Using de-escalation techniques, the nurse and the social worker attempted to calm Jerry down, but he became more belligerent and threatening and took several swings with his fists at the staff. In less than a minute, the five-member “Doctor Green” team arrived and took Jerry down to the floor. The team then made the decision to apply restraints based on the fact that Jerry was physically combative and a danger to others, unable to be subdued using de-escalation methods, and further delay in the use of restraints might subject other staff persons to the risk of harm.

The restraint gurney was brought in, and Jerry was placed on his back in four-point leather restraints.
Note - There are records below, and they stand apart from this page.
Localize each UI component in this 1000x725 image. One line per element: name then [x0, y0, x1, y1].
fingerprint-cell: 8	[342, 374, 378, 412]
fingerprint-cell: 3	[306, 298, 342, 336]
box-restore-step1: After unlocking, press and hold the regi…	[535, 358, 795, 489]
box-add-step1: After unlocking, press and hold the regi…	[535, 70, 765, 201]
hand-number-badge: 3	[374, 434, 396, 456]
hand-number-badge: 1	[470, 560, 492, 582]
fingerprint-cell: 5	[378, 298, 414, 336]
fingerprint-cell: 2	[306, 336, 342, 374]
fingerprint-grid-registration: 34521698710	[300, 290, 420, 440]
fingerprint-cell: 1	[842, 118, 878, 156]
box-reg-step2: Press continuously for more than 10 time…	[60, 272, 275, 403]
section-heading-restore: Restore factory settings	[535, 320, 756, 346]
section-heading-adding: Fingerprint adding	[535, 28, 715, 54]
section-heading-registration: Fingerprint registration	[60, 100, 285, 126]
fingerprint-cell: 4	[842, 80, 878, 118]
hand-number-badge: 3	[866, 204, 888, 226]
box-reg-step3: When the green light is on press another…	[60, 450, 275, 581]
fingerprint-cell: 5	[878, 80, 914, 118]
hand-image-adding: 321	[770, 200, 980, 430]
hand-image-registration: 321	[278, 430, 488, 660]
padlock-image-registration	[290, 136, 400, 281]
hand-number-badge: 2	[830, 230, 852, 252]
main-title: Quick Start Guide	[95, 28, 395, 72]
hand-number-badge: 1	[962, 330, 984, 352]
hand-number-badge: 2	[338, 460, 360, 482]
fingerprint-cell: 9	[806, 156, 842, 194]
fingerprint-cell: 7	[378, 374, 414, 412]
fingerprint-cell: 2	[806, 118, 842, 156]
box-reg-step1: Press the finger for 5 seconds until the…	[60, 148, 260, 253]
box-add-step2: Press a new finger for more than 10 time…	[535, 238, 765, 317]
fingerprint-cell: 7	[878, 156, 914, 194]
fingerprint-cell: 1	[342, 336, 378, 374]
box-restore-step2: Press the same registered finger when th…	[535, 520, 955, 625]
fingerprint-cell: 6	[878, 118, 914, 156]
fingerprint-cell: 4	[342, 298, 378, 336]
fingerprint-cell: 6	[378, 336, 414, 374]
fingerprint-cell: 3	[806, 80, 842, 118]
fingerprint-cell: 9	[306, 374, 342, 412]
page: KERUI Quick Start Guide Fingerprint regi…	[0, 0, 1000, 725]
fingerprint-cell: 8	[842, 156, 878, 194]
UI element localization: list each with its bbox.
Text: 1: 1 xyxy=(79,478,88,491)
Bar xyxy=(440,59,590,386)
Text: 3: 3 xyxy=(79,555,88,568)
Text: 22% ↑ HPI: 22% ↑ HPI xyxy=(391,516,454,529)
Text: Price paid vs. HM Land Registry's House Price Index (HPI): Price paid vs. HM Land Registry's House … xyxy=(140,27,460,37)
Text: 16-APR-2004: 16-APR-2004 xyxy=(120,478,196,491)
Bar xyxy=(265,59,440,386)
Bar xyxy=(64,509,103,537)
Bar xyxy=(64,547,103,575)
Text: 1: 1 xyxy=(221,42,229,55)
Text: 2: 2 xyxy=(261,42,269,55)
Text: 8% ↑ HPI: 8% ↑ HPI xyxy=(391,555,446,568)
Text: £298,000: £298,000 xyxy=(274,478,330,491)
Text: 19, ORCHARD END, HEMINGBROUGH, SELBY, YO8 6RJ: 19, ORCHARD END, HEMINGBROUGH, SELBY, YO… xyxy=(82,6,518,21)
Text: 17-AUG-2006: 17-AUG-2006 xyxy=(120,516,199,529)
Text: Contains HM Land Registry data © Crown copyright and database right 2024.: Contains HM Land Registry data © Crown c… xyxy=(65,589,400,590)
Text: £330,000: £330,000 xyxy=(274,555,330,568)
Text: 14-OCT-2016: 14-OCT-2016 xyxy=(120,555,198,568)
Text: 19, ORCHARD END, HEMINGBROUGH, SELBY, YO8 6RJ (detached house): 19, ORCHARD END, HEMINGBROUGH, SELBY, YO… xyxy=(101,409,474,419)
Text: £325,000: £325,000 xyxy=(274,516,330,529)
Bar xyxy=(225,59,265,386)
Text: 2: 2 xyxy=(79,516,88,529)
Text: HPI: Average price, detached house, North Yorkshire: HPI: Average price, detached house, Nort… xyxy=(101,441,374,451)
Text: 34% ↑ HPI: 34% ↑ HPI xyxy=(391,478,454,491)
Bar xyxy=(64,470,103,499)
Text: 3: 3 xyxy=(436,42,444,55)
The head of the gurney was raised 30 degrees to avoid aspiration. While restraints were being applied, the team leader explained to Jerry what they were doing and why. The other four members of the team each applied a restraint to an extremity and made certain the devices were secured to the gurney frame and that circulation to the extremities was not compromised.

While Jerry was being restrained, the nurse assessed the patient for immediate first aid needs and called the medical staff to evaluate his status, while a second nurse assessed the psychiatrist for immediate medical needs.

Jerry was taken to an isolation room, and within an hour a member of the medical staff came to conduct a face-to-face evaluation of the need for restraints. Jerry continued to threaten harm to staff persons. Following the assessment, an order was written for restraints to be used for the maximum of four hours per Joint Commission standards.

A psychiatric nurse was assigned to remain in the room with Jerry to continually assess, monitor, and reevaluate him for the continued need for restraints.